Lo traje de algún viaje, quién sabe por qué. A lo mejor, Héroes no era un gran libro, pero tenía buenas frases y, en aquel tiempo, todo lo que yo necesitaba era eso. Me acuerdo de algunos subrayados: “Los días tienen los bordes afilados como una lata de atún y el cielo cuelga de un gancho de carnicero./ Necesito un consejo tanto como necesito la sífilis./ Todos mentimos bien los viernes a la madrugada./ Pensó que aquello era como preguntarle a Kennedy qué tal le había ido por Dallas./ ¿Qué es lo más triste que podés recordar? Ir sentado solo en un autobús de noche. Dejar de sentirse maravilloso para sentirse normal. No beber. No tomar nada. Estar como al principio. La estupidez de los domingos. Que nada se parezca a lo que leíste./ No es que seas una mala buscadora de tesoros; simplemente, estás buscando en el lugar equivocado”. El libro estaba contado por un chico con un hermano que se había cortado la oreja; también hablaba de David Bowie, de calamidades y de botas rojas. Como yo también tenía algunos daños dando vueltas por ahí y unas texanas rojas, todo eso me gustó.
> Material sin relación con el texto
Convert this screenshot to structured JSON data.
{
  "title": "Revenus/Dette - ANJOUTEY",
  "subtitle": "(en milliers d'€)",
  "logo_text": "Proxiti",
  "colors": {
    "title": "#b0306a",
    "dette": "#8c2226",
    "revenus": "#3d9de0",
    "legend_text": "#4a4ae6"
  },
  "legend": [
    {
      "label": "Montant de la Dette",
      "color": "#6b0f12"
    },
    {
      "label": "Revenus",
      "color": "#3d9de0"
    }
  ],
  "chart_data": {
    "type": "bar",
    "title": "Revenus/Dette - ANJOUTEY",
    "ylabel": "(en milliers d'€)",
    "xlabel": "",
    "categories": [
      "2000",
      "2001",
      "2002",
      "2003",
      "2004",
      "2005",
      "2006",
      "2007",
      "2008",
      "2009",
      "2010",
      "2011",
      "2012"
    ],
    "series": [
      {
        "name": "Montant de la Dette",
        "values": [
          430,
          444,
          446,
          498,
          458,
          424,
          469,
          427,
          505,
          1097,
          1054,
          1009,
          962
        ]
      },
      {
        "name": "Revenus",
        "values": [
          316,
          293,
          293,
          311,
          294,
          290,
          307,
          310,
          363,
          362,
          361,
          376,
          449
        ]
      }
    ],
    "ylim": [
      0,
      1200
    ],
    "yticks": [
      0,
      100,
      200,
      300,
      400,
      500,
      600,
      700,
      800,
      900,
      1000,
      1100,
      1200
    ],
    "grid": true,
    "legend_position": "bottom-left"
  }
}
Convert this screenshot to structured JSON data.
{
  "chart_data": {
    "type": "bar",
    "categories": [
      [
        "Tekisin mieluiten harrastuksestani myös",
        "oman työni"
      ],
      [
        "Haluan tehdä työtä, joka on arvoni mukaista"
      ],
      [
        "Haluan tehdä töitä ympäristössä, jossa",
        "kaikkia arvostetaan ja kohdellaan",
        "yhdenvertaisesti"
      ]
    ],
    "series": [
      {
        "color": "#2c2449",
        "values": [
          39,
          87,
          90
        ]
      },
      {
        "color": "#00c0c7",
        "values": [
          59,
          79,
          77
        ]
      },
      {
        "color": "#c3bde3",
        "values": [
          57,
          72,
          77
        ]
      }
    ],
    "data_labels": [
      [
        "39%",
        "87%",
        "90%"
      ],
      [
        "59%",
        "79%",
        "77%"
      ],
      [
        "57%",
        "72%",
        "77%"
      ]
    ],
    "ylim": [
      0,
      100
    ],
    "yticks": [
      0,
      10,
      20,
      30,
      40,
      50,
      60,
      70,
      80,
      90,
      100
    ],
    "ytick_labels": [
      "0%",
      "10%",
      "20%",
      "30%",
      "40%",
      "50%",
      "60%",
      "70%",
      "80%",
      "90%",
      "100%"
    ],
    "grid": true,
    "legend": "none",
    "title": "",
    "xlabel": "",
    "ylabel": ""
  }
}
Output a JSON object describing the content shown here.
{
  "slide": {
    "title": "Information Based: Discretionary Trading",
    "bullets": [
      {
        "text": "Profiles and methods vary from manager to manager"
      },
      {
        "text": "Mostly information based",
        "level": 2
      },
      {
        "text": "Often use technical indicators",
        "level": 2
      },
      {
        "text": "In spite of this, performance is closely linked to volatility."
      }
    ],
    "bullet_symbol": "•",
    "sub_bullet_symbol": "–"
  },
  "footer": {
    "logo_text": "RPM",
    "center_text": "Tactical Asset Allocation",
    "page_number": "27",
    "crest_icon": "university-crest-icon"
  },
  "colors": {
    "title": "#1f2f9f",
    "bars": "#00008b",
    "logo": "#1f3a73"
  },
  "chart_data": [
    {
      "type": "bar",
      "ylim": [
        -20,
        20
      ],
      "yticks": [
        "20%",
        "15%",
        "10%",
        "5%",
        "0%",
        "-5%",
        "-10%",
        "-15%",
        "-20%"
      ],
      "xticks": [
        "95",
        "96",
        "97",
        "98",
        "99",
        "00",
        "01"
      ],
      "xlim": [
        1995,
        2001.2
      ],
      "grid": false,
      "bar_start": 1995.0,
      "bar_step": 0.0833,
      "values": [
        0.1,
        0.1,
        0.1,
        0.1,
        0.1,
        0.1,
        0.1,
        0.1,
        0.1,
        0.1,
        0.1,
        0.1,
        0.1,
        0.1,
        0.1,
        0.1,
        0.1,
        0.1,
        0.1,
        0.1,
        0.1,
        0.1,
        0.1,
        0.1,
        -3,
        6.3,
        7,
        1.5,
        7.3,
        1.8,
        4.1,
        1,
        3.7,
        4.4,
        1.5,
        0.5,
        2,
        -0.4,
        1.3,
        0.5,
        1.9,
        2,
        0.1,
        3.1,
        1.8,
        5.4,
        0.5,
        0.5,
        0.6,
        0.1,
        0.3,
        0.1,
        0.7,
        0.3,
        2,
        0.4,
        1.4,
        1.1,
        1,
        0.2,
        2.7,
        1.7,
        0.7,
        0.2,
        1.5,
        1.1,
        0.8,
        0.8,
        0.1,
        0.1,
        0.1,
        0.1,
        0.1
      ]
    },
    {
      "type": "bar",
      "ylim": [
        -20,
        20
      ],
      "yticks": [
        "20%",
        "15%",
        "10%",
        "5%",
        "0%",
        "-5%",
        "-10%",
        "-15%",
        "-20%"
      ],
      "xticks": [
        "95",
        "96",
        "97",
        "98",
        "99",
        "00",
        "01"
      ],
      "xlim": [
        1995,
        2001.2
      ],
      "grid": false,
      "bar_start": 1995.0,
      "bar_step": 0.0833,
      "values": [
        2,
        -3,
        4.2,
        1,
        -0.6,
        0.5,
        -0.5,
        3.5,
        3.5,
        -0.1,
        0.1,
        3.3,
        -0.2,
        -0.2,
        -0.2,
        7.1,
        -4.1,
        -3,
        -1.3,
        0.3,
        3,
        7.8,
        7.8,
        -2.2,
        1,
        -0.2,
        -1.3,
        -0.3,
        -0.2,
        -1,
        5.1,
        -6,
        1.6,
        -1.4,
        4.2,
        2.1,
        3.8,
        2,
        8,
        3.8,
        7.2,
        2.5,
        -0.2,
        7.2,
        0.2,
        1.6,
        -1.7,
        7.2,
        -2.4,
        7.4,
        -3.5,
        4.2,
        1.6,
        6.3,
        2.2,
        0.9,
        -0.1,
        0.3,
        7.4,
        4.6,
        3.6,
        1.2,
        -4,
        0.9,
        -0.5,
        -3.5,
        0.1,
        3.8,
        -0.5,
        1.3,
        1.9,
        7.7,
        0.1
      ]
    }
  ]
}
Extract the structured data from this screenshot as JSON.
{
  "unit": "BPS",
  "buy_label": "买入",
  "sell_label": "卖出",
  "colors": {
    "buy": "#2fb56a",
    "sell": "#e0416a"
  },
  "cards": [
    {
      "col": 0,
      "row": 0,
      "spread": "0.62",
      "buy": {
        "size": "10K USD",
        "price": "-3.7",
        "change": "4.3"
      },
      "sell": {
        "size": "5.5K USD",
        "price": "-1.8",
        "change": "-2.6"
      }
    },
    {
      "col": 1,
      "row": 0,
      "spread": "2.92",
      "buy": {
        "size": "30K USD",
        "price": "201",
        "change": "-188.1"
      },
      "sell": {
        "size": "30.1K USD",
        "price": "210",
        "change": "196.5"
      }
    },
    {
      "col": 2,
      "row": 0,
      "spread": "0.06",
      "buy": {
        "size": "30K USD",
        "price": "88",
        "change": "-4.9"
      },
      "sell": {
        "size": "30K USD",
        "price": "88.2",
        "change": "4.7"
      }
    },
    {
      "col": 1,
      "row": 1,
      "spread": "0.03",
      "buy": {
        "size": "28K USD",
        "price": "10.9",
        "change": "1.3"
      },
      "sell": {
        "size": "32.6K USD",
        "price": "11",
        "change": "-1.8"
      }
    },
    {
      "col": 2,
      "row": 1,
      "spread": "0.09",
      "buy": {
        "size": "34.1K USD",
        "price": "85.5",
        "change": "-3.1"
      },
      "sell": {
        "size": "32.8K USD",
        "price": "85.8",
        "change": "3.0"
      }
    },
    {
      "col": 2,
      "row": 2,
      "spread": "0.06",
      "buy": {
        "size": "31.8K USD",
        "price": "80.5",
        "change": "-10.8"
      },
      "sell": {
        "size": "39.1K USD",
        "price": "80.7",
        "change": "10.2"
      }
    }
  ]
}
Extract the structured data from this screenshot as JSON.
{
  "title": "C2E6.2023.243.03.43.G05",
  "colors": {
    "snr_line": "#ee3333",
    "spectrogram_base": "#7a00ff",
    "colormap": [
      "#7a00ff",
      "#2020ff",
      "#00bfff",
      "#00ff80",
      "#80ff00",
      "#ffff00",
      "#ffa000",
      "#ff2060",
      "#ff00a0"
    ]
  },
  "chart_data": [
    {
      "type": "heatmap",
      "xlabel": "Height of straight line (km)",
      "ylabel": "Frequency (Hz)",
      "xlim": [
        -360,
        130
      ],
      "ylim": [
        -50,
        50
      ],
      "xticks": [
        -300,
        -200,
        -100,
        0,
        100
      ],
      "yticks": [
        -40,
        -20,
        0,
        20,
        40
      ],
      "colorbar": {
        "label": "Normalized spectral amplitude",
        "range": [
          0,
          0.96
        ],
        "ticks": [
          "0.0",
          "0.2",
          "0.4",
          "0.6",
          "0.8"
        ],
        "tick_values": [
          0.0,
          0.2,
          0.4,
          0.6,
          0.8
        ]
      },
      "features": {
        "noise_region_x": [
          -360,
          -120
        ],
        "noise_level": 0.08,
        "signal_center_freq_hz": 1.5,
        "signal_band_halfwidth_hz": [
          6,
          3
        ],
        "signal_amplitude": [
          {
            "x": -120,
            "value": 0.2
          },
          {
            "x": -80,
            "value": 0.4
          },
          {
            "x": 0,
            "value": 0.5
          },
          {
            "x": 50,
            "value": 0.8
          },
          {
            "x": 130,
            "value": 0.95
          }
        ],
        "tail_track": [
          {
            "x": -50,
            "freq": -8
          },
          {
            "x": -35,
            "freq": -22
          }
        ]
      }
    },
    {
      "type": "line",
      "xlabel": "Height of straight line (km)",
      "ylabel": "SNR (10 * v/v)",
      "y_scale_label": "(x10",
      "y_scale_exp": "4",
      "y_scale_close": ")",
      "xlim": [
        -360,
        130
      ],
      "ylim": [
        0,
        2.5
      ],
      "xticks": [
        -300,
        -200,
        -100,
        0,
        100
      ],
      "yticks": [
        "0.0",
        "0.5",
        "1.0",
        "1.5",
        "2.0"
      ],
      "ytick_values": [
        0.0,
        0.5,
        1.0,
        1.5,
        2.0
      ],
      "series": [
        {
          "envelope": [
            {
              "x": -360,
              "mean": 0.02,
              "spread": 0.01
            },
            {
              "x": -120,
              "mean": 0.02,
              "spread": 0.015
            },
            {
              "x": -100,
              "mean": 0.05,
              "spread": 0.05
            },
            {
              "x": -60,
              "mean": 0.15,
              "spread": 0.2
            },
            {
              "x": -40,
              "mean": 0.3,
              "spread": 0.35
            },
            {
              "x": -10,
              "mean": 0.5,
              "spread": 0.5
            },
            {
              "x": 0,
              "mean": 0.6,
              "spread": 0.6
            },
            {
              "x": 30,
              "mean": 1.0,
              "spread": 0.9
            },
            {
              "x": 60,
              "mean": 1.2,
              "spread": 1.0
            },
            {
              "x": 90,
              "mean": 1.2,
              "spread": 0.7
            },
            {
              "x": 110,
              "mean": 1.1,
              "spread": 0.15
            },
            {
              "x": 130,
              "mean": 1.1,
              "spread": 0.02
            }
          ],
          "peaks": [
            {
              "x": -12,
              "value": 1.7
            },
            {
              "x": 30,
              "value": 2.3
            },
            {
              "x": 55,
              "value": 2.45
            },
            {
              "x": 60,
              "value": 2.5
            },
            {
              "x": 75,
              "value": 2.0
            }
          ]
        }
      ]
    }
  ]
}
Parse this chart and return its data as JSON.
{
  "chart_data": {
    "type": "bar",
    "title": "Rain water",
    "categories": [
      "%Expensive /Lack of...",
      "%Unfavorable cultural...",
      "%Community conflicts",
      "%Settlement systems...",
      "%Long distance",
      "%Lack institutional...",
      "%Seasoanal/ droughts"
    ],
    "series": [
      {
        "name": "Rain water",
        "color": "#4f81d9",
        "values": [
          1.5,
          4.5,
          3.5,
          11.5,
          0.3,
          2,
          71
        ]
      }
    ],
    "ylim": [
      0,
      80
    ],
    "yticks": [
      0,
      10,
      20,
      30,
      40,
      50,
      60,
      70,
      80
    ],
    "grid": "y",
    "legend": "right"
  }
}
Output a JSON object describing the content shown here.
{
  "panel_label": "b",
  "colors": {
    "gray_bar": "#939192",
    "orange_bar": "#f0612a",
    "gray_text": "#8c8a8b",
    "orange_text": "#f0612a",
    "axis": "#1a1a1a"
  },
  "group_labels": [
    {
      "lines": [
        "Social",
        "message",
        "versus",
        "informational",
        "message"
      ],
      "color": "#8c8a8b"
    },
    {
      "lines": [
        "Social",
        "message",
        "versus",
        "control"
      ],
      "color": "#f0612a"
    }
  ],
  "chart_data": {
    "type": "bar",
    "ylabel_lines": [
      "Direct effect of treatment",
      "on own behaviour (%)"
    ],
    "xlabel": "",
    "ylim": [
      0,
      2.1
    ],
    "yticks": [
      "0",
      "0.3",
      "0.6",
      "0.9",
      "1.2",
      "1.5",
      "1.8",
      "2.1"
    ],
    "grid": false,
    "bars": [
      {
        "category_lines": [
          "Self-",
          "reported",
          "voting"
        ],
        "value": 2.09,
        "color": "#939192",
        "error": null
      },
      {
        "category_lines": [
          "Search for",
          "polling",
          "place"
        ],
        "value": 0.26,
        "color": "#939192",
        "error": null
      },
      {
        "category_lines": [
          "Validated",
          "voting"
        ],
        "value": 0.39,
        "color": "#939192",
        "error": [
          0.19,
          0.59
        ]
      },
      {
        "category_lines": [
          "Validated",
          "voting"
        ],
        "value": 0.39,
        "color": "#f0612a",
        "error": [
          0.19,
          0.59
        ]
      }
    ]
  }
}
Una madrugada, un chico con el que salía me pidió que le leyera algunas frases del libro. Estábamos en la cama, pero ninguno tenía sueño. Cuando terminé, dijo que Héroes le parecía tonto y que, en realidad, yo me había calentado con la foto de Rey Loriga que había en la tapa. Alejo –así se llamaba- pronunciaba mal la erre. Me hacía reír cuando decía “estoy guebogacho”. No era bueno, pero podía ser gracioso y por eso empezamos a salir. Aquella noche dijo: “Te enamogaste de ese fogo”. Parecía enojado y todo. Pero no hablamos de eso, y en algún momento nos dormimos.
Al mes, o un poco más, Alejo me llamó a la oficina para contarme que la noche anterior había conocido a Loriga. La secuencia fue más o menos así: había pasado por mi casa y, como yo no estaba, fue a un bar de la vuelta para ver si me encontraba ahí. Se puso a charlar con uno, que resultó ser escritor, además de español. Alejo aprovechó para contarle que su chica estaba enamorada de un idiota que era colega de él. También habló de lo malo que era Héroes. Por supuesto, el español en cuestión era Loriga, que parece que se divirtió mucho con el asunto. Como en esa época no existía celular, decidieron contarme todo en persona. Fueron a mi casa y se quedaron en la puerta, esperándome. Habían llevado cervezas. No sé cuánto estuvieron ahí, Alejo dijo que horas (“hogas”). Terminaron en un departamento en San Telmo. Loriga se fue a la madrugada, porque perdía el avión a no sé dónde.
Con Alejo dejamos de vernos, aunque no por lo de Loriga, y un día descubrí que Héroes había desaparecido de mi casa. Me compré otro y volví a marcarlo. Porque algunas pérdidas se resuelven con una simple reposición. O eso creía. Mucho tiempo después volvimos a encontrarnos con Alejo. Me contó que él había robado el libro. Leyó párrafos a una novia que tenía y ella le dijo que nunca había escuchado algo más tonto. Entonces, él la dejó. “Difeguencias igueconciliables”, me dijo. Yo dije que lo entendía. Pero no quiso devolverme el libro.
Esta mañana descubrí que me falta el segundo Héroes.